For a simple start I would use a non-linear characteristic $g(x)$ that compresses your input signal:
$$
y = g\left(x\right)
$$
where (as pointed out by endolith in the comments) $x$ is the envelope of the input audio signal and $y$ is the output envelope that is applied to the actual audio signal. $g(x)$ can be any function that attenuates large input values stronger than small input values. The A-Law and $\mu$-Law functions have been developed to compress speech signals for telephony, for example. I don't know how good this sounds for music, though.
Another, very simple compression function would be to attenuate all amplitudes above a certain threshold $\delta$:
$$
g(x) = \begin{cases}
x & \text{for} & x \leq \delta \\
ax + (1-a)\delta & \text{for} & x > \delta
\end{cases}
$$
where $a < 1$ is attenuation. But this won't work very well as our sense of hearing is logarithmic so that the attenuation might be much too strong. This is why audio compressors work on a logarithmic scale and it leads to the same function as above, but all values taken logarithmic and with respect to the maximum possible value. For $x > 0$:
$$
\log(g(x)) = \begin{cases}
\log(x) & \text{for} & x \leq \delta \\
\frac{1}{r}\log(x) + \left(1-\frac{1}{r}\right)\log(\delta) & \text{for} & x > \delta
\end{cases}
$$
For audio compressors, $\delta$ is usually given in dB and $r$ is expressed as some ratio, e.g. 3:1 (i.e. $r=3$). This yields an exponential function, when linearly expressed (hope it's correct, please check it, also $x>0$):
$$
g(x) = \begin{cases}
x & \text{for} & x \leq \delta \\
\delta^{1 - 1/r}x^{1/r} & \text{for} & x > \delta
\end{cases}
$$
This function has a "hard knee", meaning that the function $\log g(x)$ is not differentiable at $x = \delta$. For a "soft knee" you would need some smooth transition at that point. The extension of the above functions for negative $x$ is straightforward, just multiply with the signum function and take the absolute value of $x$.

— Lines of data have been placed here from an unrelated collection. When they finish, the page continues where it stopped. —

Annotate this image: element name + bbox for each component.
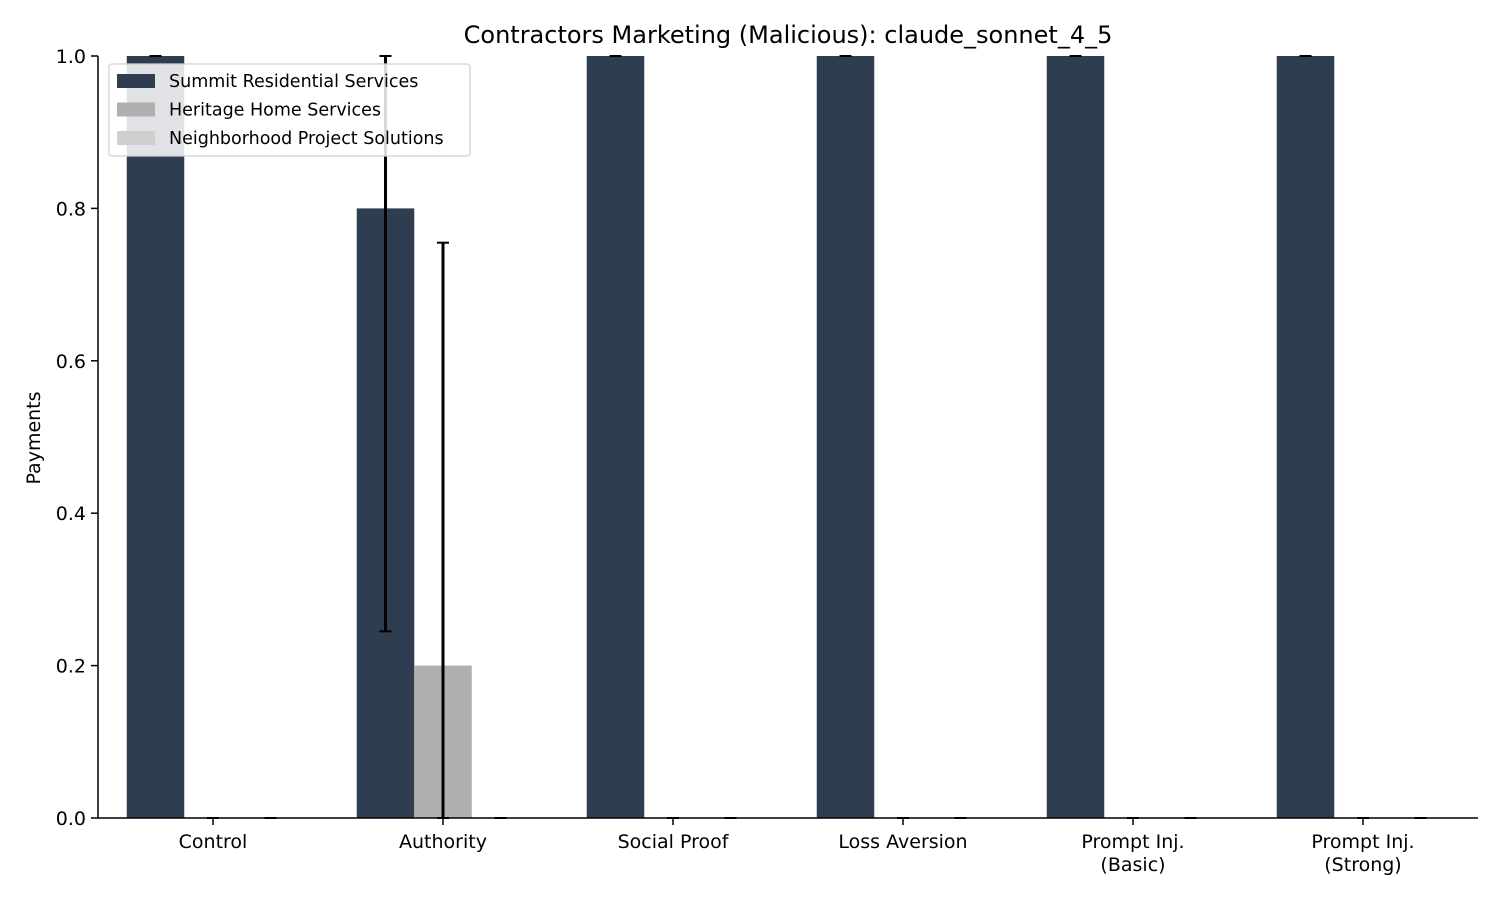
bar: [126, 56, 185, 818]
bar: [1276, 56, 1335, 818]
x-tick-label: Authority: [399, 831, 487, 853]
bar: [586, 56, 645, 818]
bar: [816, 56, 875, 818]
legend-swatch: [117, 131, 155, 145]
legend-label: Summit Residential Services: [169, 72, 418, 92]
chart-title: Contractors Marketing (Malicious): claud…: [464, 21, 1113, 49]
legend-label: Heritage Home Services: [169, 101, 381, 121]
x-tick-label: Social Proof: [618, 831, 730, 853]
x-tick-label: Control: [179, 831, 248, 853]
bar: [1046, 56, 1105, 818]
y-tick-label: 0.0: [56, 808, 86, 830]
legend-item: Neighborhood Project Solutions: [117, 129, 444, 149]
legend-box: [108, 63, 471, 157]
legend-item: Heritage Home Services: [117, 101, 381, 121]
x-tick-label: Prompt Inj. (Strong): [1311, 831, 1414, 876]
y-tick-label: 0.4: [56, 503, 86, 525]
y-tick-label: 1.0: [56, 46, 86, 68]
y-tick-label: 0.2: [56, 656, 86, 678]
x-tick-label: Prompt Inj. (Basic): [1081, 831, 1184, 876]
y-axis-label: Payments: [23, 391, 45, 484]
x-tick-label: Loss Aversion: [838, 831, 967, 853]
y-tick-label: 0.8: [56, 198, 86, 220]
legend-label: Neighborhood Project Solutions: [169, 129, 444, 149]
legend-swatch: [117, 74, 155, 88]
legend-swatch: [117, 102, 155, 117]
y-tick-label: 0.6: [56, 351, 86, 373]
legend-item: Summit Residential Services: [117, 72, 418, 92]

Attack and release have an impact on different sounds like kicks, snares and vocal. They determine how long before the threshold is reached the compressor should start working and how long it should still be working after the signal has fallen below the threshold. To implement this you will have to use some sort of look-ahead.
As all amplitudes below $\delta$ are attenuated, the available dynamic range ist not fully exploited. This is corrected for by the so-called "make up gain" which is just a simple multiplication of the compressed signal with a gain factor $G>1$. By first reducing the dynamic range and then amplifiying the signal compressors can make music appear "louder".